Turkish-born Daron Acemoğlu, Simon Johnson, and James Robinson won the 2024 Nobel Economics Prize for research into differences in prosperity between nations, the Royal Swedish Academy of Sciences announced on Monday.
The three economists "have demonstrated the importance of societal institutions for a country's prosperity," the Nobel committee of the Royal Swedish Academy of Sciences said.
"Societies with a poor rule of law and institutions that exploit the population do not generate growth or change for the better. The laureates' research helps us understand why," it added.
Acemoğlu and Johnson work at the Massachusetts Institute of Technology (MIT) and Robinson conducts his research at the University of Chicago.
"Reducing the vast differences in income between countries is one of our time's greatest challenges. The laureates have demonstrated the importance of societal institutions for achieving this," said Jakob Svensson, Chair of the Committee for the Prize in Economic Sciences.
The economics prize is formally known as the Bank of Sweden Prize in Economic Sciences in Memory of Alfred Nobel. The central bank established it in 1968 as a memorial to Nobel, the 19th-century Swedish businessman and chemist who invented dynamite and established the five Nobel Prizes.
Though Nobel purists stress that the economics prize is technically not a Nobel Prize, it is always presented together with the others on Dec. 10, the anniversary of Nobel's death in 1896.

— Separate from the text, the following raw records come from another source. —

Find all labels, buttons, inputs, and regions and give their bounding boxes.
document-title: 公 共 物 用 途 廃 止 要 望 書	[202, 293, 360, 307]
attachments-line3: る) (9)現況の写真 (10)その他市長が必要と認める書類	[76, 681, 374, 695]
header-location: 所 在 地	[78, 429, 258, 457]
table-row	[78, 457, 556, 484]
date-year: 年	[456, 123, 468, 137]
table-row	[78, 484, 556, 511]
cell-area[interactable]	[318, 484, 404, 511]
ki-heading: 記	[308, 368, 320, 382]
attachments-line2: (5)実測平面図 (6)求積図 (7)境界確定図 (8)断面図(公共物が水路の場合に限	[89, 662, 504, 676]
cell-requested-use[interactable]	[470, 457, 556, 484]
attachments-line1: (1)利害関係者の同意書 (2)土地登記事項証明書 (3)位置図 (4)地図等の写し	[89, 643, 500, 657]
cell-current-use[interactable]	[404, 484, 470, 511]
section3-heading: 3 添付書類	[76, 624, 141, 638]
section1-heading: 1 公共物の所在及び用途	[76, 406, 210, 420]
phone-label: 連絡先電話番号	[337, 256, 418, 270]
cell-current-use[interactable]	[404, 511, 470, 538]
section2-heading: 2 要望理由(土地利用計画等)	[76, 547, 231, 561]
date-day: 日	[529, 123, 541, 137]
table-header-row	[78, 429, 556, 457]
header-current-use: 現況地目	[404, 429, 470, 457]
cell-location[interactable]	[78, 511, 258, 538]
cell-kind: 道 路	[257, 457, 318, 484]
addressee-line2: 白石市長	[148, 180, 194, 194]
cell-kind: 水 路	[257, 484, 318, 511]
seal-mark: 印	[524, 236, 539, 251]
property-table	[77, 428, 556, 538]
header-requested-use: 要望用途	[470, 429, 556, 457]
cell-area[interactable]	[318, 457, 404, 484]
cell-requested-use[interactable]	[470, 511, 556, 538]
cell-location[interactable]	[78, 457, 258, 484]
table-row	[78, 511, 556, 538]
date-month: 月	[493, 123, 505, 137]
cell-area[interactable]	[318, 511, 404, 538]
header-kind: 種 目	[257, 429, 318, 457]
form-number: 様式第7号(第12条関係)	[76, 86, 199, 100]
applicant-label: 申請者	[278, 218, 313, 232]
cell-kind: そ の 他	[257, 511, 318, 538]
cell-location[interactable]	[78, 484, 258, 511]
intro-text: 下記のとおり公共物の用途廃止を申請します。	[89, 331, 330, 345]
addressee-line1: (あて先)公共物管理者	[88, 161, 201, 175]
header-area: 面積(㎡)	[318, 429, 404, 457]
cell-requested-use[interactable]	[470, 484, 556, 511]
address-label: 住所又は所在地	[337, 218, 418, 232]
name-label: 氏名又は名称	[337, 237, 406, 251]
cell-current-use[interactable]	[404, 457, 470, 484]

The prestigious award is the final prize to be given out this year and is worth 11 million Swedish crowns ($1.1 million).
Past winners include a host of influential thinkers such as Milton Friedman, John Nash – played by actor Russell Crowe in the 2001 film "A Beautiful Mind" – and, more recently, former U.S. Federal Reserve (Fed) Chair Ben Bernanke.
Last year, Harvard economic historian Claudia Goldin won the prize for her work highlighting the causes of wage and labor market inequality between men and women.
The economics prize has been dominated by U.S. academics since its inception, while U.S.-based researchers also tend to account for a large portion of winners in the scientific fields.
Nobel honors were announced last week in medicine, physics, chemistry, literature and peace.
U.S. scientists Victor Ambros and Gary Ruvkun won the prize for medicine, while Japan's Nihon Hidankyo, an organization of survivors from Hiroshima and Nagasaki who campaigned for the abolition of nuclear weapons, won the award for peace.